Christel Baillie is a German-British fine artist specialising in portraiture painting
I settled first in England in the 1980’s and raised my family there, working at the time in several London Chamber Orchestras as a free lance violinist.
My painting career dates from the time I moved to Bremen some twenty years ago. What began suddenly then. developed out of a consuming passion for art.
My techniques and expertise have become ever more serious and the excitement of painting portraits has deepened.
I am self-taught! But some important influences have been Hephzibah Rendle-Short at The Slade School of Fine Art, London, Robert Liberace at the Flemish Classical Atelier in Bruges, and my time at the Summer School at the Florence Academy of Art. For the past ten years I have been painting life models at the Kunsthalle, Bremen.
I have regularly exhibited at the Childwickbury Arts Fair in Hertfordshire, England.
My portraits and comissions hang privately in Edinburgh, Weimar, Bremen, New York, Boston, London and elsewhere.
Bremen Faces - ‘Alter Ego :: Ego Altered’
Over the past two years I have been painting 28 oil portraits, on small wooden boards 25x35cm, sometimes prepared with an added coat of gesso or an application of gold leaf.
The people I painted are predominantly Bremen faces.

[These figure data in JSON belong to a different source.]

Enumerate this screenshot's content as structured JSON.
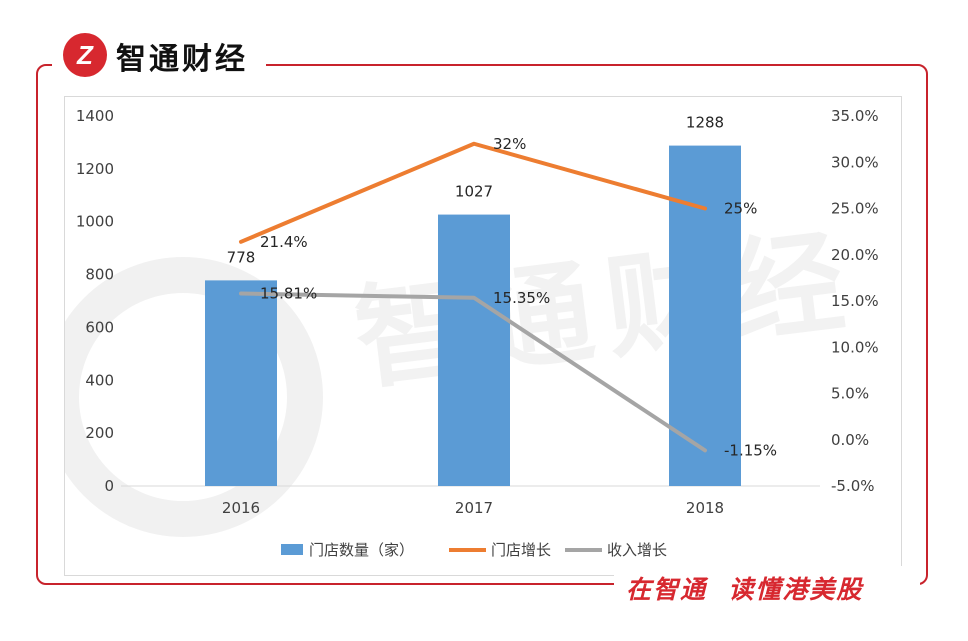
{
  "header": {
    "brand_name": "智通财经",
    "logo_letter": "Z"
  },
  "footer": {
    "slogan": "在智通  读懂港美股"
  },
  "watermark": {
    "text": "智通财经"
  },
  "colors": {
    "frame": "#c8232c",
    "bar": "#5b9bd5",
    "store_growth": "#ed7d31",
    "revenue_growth": "#a5a5a5"
  },
  "chart_data": {
    "type": "bar",
    "categories": [
      "2016",
      "2017",
      "2018"
    ],
    "series": [
      {
        "name": "门店数量（家）",
        "type": "bar",
        "axis": "left",
        "values": [
          778,
          1027,
          1288
        ],
        "labels": [
          "778",
          "1027",
          "1288"
        ]
      },
      {
        "name": "门店增长",
        "type": "line",
        "axis": "right",
        "values": [
          21.4,
          32,
          25
        ],
        "labels": [
          "21.4%",
          "32%",
          "25%"
        ]
      },
      {
        "name": "收入增长",
        "type": "line",
        "axis": "right",
        "values": [
          15.81,
          15.35,
          -1.15
        ],
        "labels": [
          "15.81%",
          "15.35%",
          "-1.15%"
        ]
      }
    ],
    "y_left": {
      "min": 0,
      "max": 1400,
      "ticks": [
        "0",
        "200",
        "400",
        "600",
        "800",
        "1000",
        "1200",
        "1400"
      ]
    },
    "y_right": {
      "min": -5,
      "max": 35,
      "ticks": [
        "-5.0%",
        "0.0%",
        "5.0%",
        "10.0%",
        "15.0%",
        "20.0%",
        "25.0%",
        "30.0%",
        "35.0%"
      ]
    },
    "grid": false,
    "legend_position": "bottom"
  }
}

Some people were excited to be asked, some were horrified but didn’t say so, some agreed to my request out of a sense of adventure and some came forward on recommendation of those I had already painted. With each person I had a photo session producing suitable imagery to work from.

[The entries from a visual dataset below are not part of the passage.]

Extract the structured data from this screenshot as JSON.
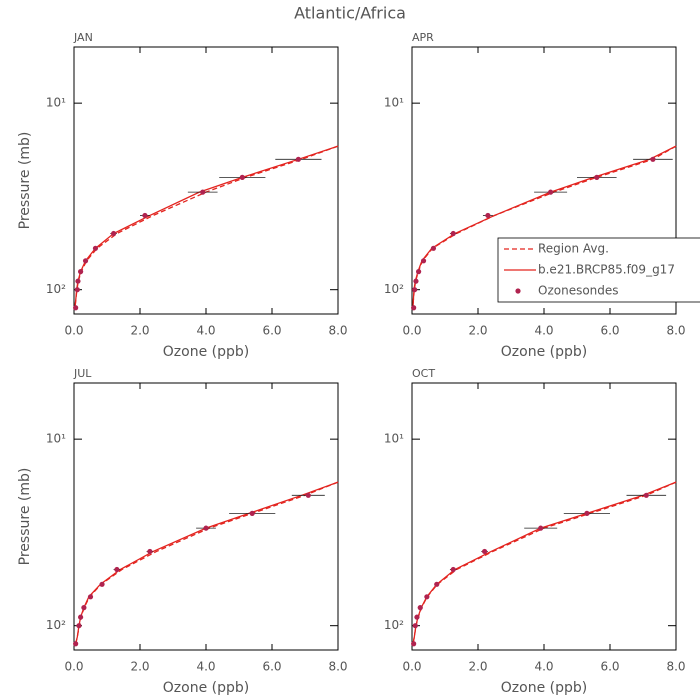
{
  "title": "Atlantic/Africa",
  "chart_data": [
    {
      "type": "line",
      "title": "JAN",
      "xlabel": "Ozone (ppb)",
      "ylabel": "Pressure (mb)",
      "log_y": true,
      "xlim": [
        0,
        8
      ],
      "xticks": [
        {
          "value": 0,
          "label": "0.0"
        },
        {
          "value": 2,
          "label": "2.0"
        },
        {
          "value": 4,
          "label": "4.0"
        },
        {
          "value": 6,
          "label": "6.0"
        },
        {
          "value": 8,
          "label": "8.0"
        }
      ],
      "ylim": [
        135,
        5
      ],
      "yticks": [
        {
          "value": 10,
          "label": "10¹"
        },
        {
          "value": 100,
          "label": "10²"
        }
      ],
      "series": [
        {
          "style": "dashed",
          "color": "#e3241f",
          "x": [
            8.0,
            6.9,
            5.2,
            4.0,
            2.4,
            1.3,
            0.7,
            0.38,
            0.22,
            0.13,
            0.09,
            0.05,
            0.03
          ],
          "values": [
            17,
            20,
            25,
            30,
            40,
            50,
            60,
            70,
            80,
            90,
            100,
            115,
            125
          ]
        },
        {
          "style": "solid",
          "color": "#e3241f",
          "x": [
            8.0,
            6.8,
            5.1,
            3.8,
            2.3,
            1.2,
            0.65,
            0.35,
            0.2,
            0.12,
            0.08,
            0.05,
            0.03
          ],
          "values": [
            17,
            20,
            25,
            30,
            40,
            50,
            60,
            70,
            80,
            90,
            100,
            115,
            125
          ]
        },
        {
          "style": "markers",
          "color": "#b0234f",
          "x": [
            6.8,
            5.1,
            3.9,
            2.15,
            1.2,
            0.65,
            0.35,
            0.2,
            0.12,
            0.1,
            0.05
          ],
          "xerr": [
            0.7,
            0.7,
            0.45,
            0.15,
            0.1,
            0.05,
            0.05,
            0.05,
            0.05,
            0.05,
            0.05
          ],
          "values": [
            20,
            25,
            30,
            40,
            50,
            60,
            70,
            80,
            90,
            100,
            125
          ]
        }
      ]
    },
    {
      "type": "line",
      "title": "APR",
      "xlabel": "Ozone (ppb)",
      "log_y": true,
      "legend": "lower right",
      "xlim": [
        0,
        8
      ],
      "xticks": [
        {
          "value": 0,
          "label": "0.0"
        },
        {
          "value": 2,
          "label": "2.0"
        },
        {
          "value": 4,
          "label": "4.0"
        },
        {
          "value": 6,
          "label": "6.0"
        },
        {
          "value": 8,
          "label": "8.0"
        }
      ],
      "ylim": [
        135,
        5
      ],
      "yticks": [
        {
          "value": 10,
          "label": "10¹"
        },
        {
          "value": 100,
          "label": "10²"
        }
      ],
      "series": [
        {
          "name": "Region Avg.",
          "style": "dashed",
          "color": "#e3241f",
          "x": [
            8.0,
            7.3,
            5.6,
            4.3,
            2.5,
            1.35,
            0.62,
            0.32,
            0.19,
            0.11,
            0.07,
            0.04,
            0.03
          ],
          "values": [
            17,
            20,
            25,
            30,
            40,
            50,
            60,
            70,
            80,
            90,
            100,
            115,
            125
          ]
        },
        {
          "name": "b.e21.BRCP85.f09_g17",
          "style": "solid",
          "color": "#e3241f",
          "x": [
            8.0,
            7.2,
            5.5,
            4.2,
            2.5,
            1.3,
            0.6,
            0.3,
            0.18,
            0.1,
            0.06,
            0.04,
            0.03
          ],
          "values": [
            17,
            20,
            25,
            30,
            40,
            50,
            60,
            70,
            80,
            90,
            100,
            115,
            125
          ]
        },
        {
          "name": "Ozonesondes",
          "style": "markers",
          "color": "#b0234f",
          "x": [
            7.3,
            5.6,
            4.2,
            2.3,
            1.25,
            0.65,
            0.35,
            0.2,
            0.12,
            0.08,
            0.05
          ],
          "xerr": [
            0.6,
            0.6,
            0.5,
            0.15,
            0.1,
            0.05,
            0.05,
            0.05,
            0.05,
            0.05,
            0.05
          ],
          "values": [
            20,
            25,
            30,
            40,
            50,
            60,
            70,
            80,
            90,
            100,
            125
          ]
        }
      ]
    },
    {
      "type": "line",
      "title": "JUL",
      "xlabel": "Ozone (ppb)",
      "ylabel": "Pressure (mb)",
      "log_y": true,
      "xlim": [
        0,
        8
      ],
      "xticks": [
        {
          "value": 0,
          "label": "0.0"
        },
        {
          "value": 2,
          "label": "2.0"
        },
        {
          "value": 4,
          "label": "4.0"
        },
        {
          "value": 6,
          "label": "6.0"
        },
        {
          "value": 8,
          "label": "8.0"
        }
      ],
      "ylim": [
        135,
        5
      ],
      "yticks": [
        {
          "value": 10,
          "label": "10¹"
        },
        {
          "value": 100,
          "label": "10²"
        }
      ],
      "series": [
        {
          "style": "dashed",
          "color": "#e3241f",
          "x": [
            8.0,
            7.0,
            5.4,
            4.1,
            2.5,
            1.45,
            0.82,
            0.47,
            0.31,
            0.21,
            0.16,
            0.1,
            0.05
          ],
          "values": [
            17,
            20,
            25,
            30,
            40,
            50,
            60,
            70,
            80,
            90,
            100,
            115,
            125
          ]
        },
        {
          "style": "solid",
          "color": "#e3241f",
          "x": [
            8.0,
            6.9,
            5.3,
            4.0,
            2.4,
            1.4,
            0.8,
            0.45,
            0.3,
            0.2,
            0.15,
            0.1,
            0.05
          ],
          "values": [
            17,
            20,
            25,
            30,
            40,
            50,
            60,
            70,
            80,
            90,
            100,
            115,
            125
          ]
        },
        {
          "style": "markers",
          "color": "#b0234f",
          "x": [
            7.1,
            5.4,
            4.0,
            2.3,
            1.3,
            0.85,
            0.5,
            0.3,
            0.2,
            0.15,
            0.05
          ],
          "xerr": [
            0.5,
            0.7,
            0.3,
            0.1,
            0.1,
            0.05,
            0.05,
            0.05,
            0.05,
            0.05,
            0.05
          ],
          "values": [
            20,
            25,
            30,
            40,
            50,
            60,
            70,
            80,
            90,
            100,
            125
          ]
        }
      ]
    },
    {
      "type": "line",
      "title": "OCT",
      "xlabel": "Ozone (ppb)",
      "log_y": true,
      "xlim": [
        0,
        8
      ],
      "xticks": [
        {
          "value": 0,
          "label": "0.0"
        },
        {
          "value": 2,
          "label": "2.0"
        },
        {
          "value": 4,
          "label": "4.0"
        },
        {
          "value": 6,
          "label": "6.0"
        },
        {
          "value": 8,
          "label": "8.0"
        }
      ],
      "ylim": [
        135,
        5
      ],
      "yticks": [
        {
          "value": 10,
          "label": "10¹"
        },
        {
          "value": 100,
          "label": "10²"
        }
      ],
      "series": [
        {
          "style": "dashed",
          "color": "#e3241f",
          "x": [
            8.0,
            7.1,
            5.4,
            4.0,
            2.45,
            1.35,
            0.77,
            0.46,
            0.29,
            0.19,
            0.12,
            0.07,
            0.03
          ],
          "values": [
            17,
            20,
            25,
            30,
            40,
            50,
            60,
            70,
            80,
            90,
            100,
            115,
            125
          ]
        },
        {
          "style": "solid",
          "color": "#e3241f",
          "x": [
            8.0,
            7.0,
            5.3,
            3.9,
            2.4,
            1.3,
            0.75,
            0.45,
            0.28,
            0.18,
            0.12,
            0.07,
            0.03
          ],
          "values": [
            17,
            20,
            25,
            30,
            40,
            50,
            60,
            70,
            80,
            90,
            100,
            115,
            125
          ]
        },
        {
          "style": "markers",
          "color": "#b0234f",
          "x": [
            7.1,
            5.3,
            3.9,
            2.2,
            1.25,
            0.75,
            0.45,
            0.25,
            0.15,
            0.1,
            0.05
          ],
          "xerr": [
            0.6,
            0.7,
            0.5,
            0.1,
            0.1,
            0.05,
            0.05,
            0.05,
            0.05,
            0.05,
            0.05
          ],
          "values": [
            20,
            25,
            30,
            40,
            50,
            60,
            70,
            80,
            90,
            100,
            125
          ]
        }
      ]
    }
  ]
}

I am currently working on a parallel series of portraits of those same faces that have become familiar to me over the past two years. I am working in a contemporary quick drying medium of Acryllic paint on a larger scale highlighting and accentuating qualities that show the darker side of life while still trying to capture the essence of that face and personality as I perceive it.
I am working towards an exhibition of the two series where I juxtapose the traditional with the free-wheeling one.

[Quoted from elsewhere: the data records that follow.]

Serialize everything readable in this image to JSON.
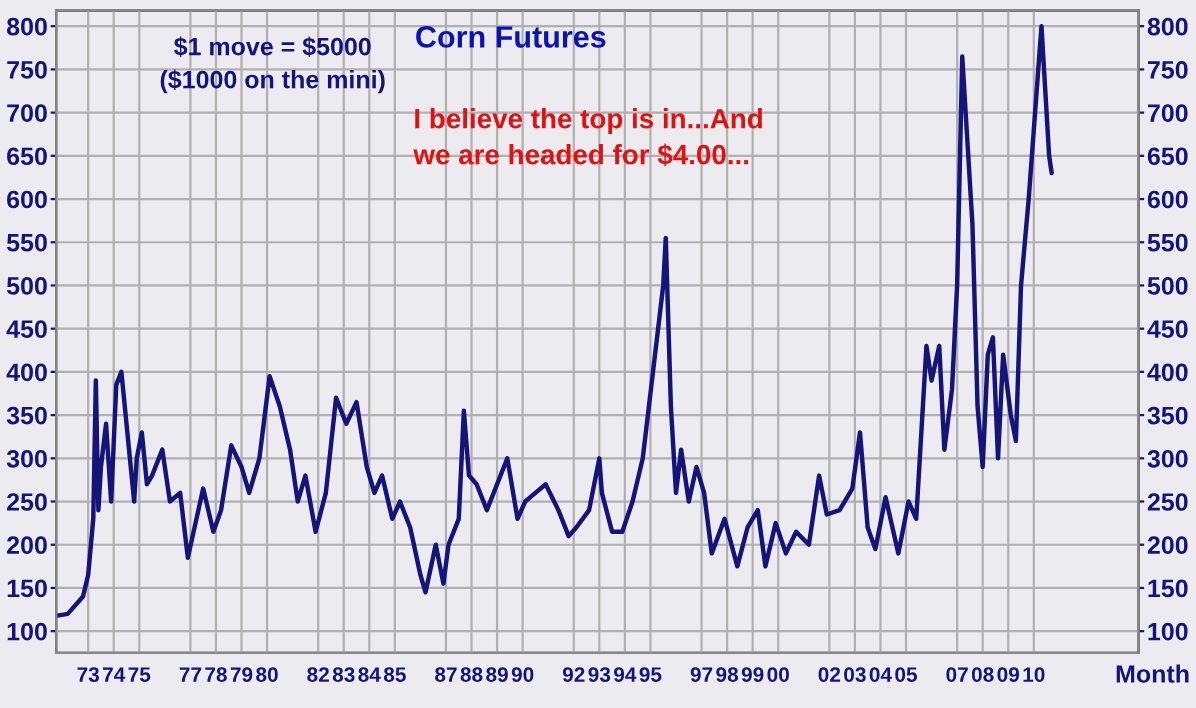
{
  "chart_data": {
    "type": "line",
    "title": "Corn Futures",
    "xlabel": "Month",
    "annotations": [
      "$1 move = $5000\n($1000 on the mini)",
      "I believe the top is in...And\nwe are headed for $4.00..."
    ],
    "series": [
      {
        "color": "#14147a",
        "x": [
          1971.8,
          1972.2,
          1972.8,
          1973.0,
          1973.2,
          1973.3,
          1973.4,
          1973.5,
          1973.7,
          1973.9,
          1974.1,
          1974.3,
          1974.5,
          1974.8,
          1974.9,
          1975.1,
          1975.3,
          1975.5,
          1975.9,
          1976.2,
          1976.6,
          1976.9,
          1977.2,
          1977.5,
          1977.9,
          1978.2,
          1978.6,
          1979.0,
          1979.3,
          1979.7,
          1980.1,
          1980.5,
          1980.9,
          1981.2,
          1981.5,
          1981.9,
          1982.3,
          1982.7,
          1983.1,
          1983.5,
          1983.9,
          1984.2,
          1984.5,
          1984.9,
          1985.2,
          1985.6,
          1986.0,
          1986.2,
          1986.6,
          1986.9,
          1987.1,
          1987.5,
          1987.7,
          1987.9,
          1988.2,
          1988.6,
          1989.0,
          1989.4,
          1989.8,
          1990.1,
          1990.5,
          1990.9,
          1991.4,
          1991.8,
          1992.1,
          1992.6,
          1993.0,
          1993.1,
          1993.5,
          1993.9,
          1994.3,
          1994.7,
          1995.1,
          1995.5,
          1995.6,
          1995.8,
          1996.0,
          1996.2,
          1996.5,
          1996.8,
          1997.1,
          1997.4,
          1997.9,
          1998.4,
          1998.8,
          1999.2,
          1999.5,
          1999.9,
          2000.3,
          2000.7,
          2001.2,
          2001.6,
          2001.9,
          2002.4,
          2002.9,
          2003.2,
          2003.5,
          2003.8,
          2004.2,
          2004.7,
          2005.1,
          2005.4,
          2005.8,
          2006.0,
          2006.3,
          2006.5,
          2006.8,
          2007.0,
          2007.2,
          2007.6,
          2007.8,
          2008.0,
          2008.2,
          2008.4,
          2008.6,
          2008.8,
          2009.1,
          2009.3,
          2009.5,
          2009.8,
          2010.1,
          2010.3,
          2010.6,
          2010.7
        ],
        "values": [
          118,
          120,
          140,
          165,
          230,
          390,
          240,
          290,
          340,
          250,
          385,
          400,
          340,
          250,
          300,
          330,
          270,
          280,
          310,
          250,
          260,
          185,
          225,
          265,
          215,
          240,
          315,
          290,
          260,
          300,
          395,
          360,
          310,
          250,
          280,
          215,
          260,
          370,
          340,
          365,
          290,
          260,
          280,
          230,
          250,
          220,
          165,
          145,
          200,
          155,
          200,
          230,
          355,
          280,
          270,
          240,
          270,
          300,
          230,
          250,
          260,
          270,
          240,
          210,
          220,
          240,
          300,
          260,
          215,
          215,
          250,
          300,
          400,
          500,
          555,
          360,
          260,
          310,
          250,
          290,
          260,
          190,
          230,
          175,
          220,
          240,
          175,
          225,
          190,
          215,
          200,
          280,
          235,
          240,
          265,
          330,
          220,
          195,
          255,
          190,
          250,
          230,
          430,
          390,
          430,
          310,
          380,
          500,
          765,
          570,
          360,
          290,
          420,
          440,
          300,
          420,
          350,
          320,
          500,
          600,
          720,
          800,
          650,
          630
        ]
      }
    ],
    "xlim": [
      1971.75,
      2014.1
    ],
    "xticks": [
      {
        "value": 1973,
        "label": "73"
      },
      {
        "value": 1974,
        "label": "74"
      },
      {
        "value": 1975,
        "label": "75"
      },
      {
        "value": 1977,
        "label": "77"
      },
      {
        "value": 1978,
        "label": "78"
      },
      {
        "value": 1979,
        "label": "79"
      },
      {
        "value": 1980,
        "label": "80"
      },
      {
        "value": 1982,
        "label": "82"
      },
      {
        "value": 1983,
        "label": "83"
      },
      {
        "value": 1984,
        "label": "84"
      },
      {
        "value": 1985,
        "label": "85"
      },
      {
        "value": 1987,
        "label": "87"
      },
      {
        "value": 1988,
        "label": "88"
      },
      {
        "value": 1989,
        "label": "89"
      },
      {
        "value": 1990,
        "label": "90"
      },
      {
        "value": 1992,
        "label": "92"
      },
      {
        "value": 1993,
        "label": "93"
      },
      {
        "value": 1994,
        "label": "94"
      },
      {
        "value": 1995,
        "label": "95"
      },
      {
        "value": 1997,
        "label": "97"
      },
      {
        "value": 1998,
        "label": "98"
      },
      {
        "value": 1999,
        "label": "99"
      },
      {
        "value": 2000,
        "label": "00"
      },
      {
        "value": 2002,
        "label": "02"
      },
      {
        "value": 2003,
        "label": "03"
      },
      {
        "value": 2004,
        "label": "04"
      },
      {
        "value": 2005,
        "label": "05"
      },
      {
        "value": 2007,
        "label": "07"
      },
      {
        "value": 2008,
        "label": "08"
      },
      {
        "value": 2009,
        "label": "09"
      },
      {
        "value": 2010,
        "label": "10"
      }
    ],
    "ylim": [
      75,
      818
    ],
    "yticks": [
      100,
      150,
      200,
      250,
      300,
      350,
      400,
      450,
      500,
      550,
      600,
      650,
      700,
      750,
      800
    ],
    "y2lim": [
      75,
      818
    ],
    "y2ticks": [
      100,
      150,
      200,
      250,
      300,
      350,
      400,
      450,
      500,
      550,
      600,
      650,
      700,
      750,
      800
    ],
    "grid": true,
    "legend": false,
    "marker": "none",
    "line_style": "solid"
  }
}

The first series of small oil portraits will undergo a form of ‘Entfremdung’ through being projected and blown up onto a gallery wall. I will add a short description possibly in medieval script on to the small oil portraits to provide information about who each person is.
The relationship between the 2 series, how one emerged from the other is what interests me.
The painted portrait is part REALITY, part INTERPRETATION, part MEMORY.
Mixing a contemporary concept with an ancient craft (Handwerk) will bring up questions, no doubt.
A portrait is only ever a point in time and therefor transient. Finishing a portrait carries a quality of letting go like a good bye.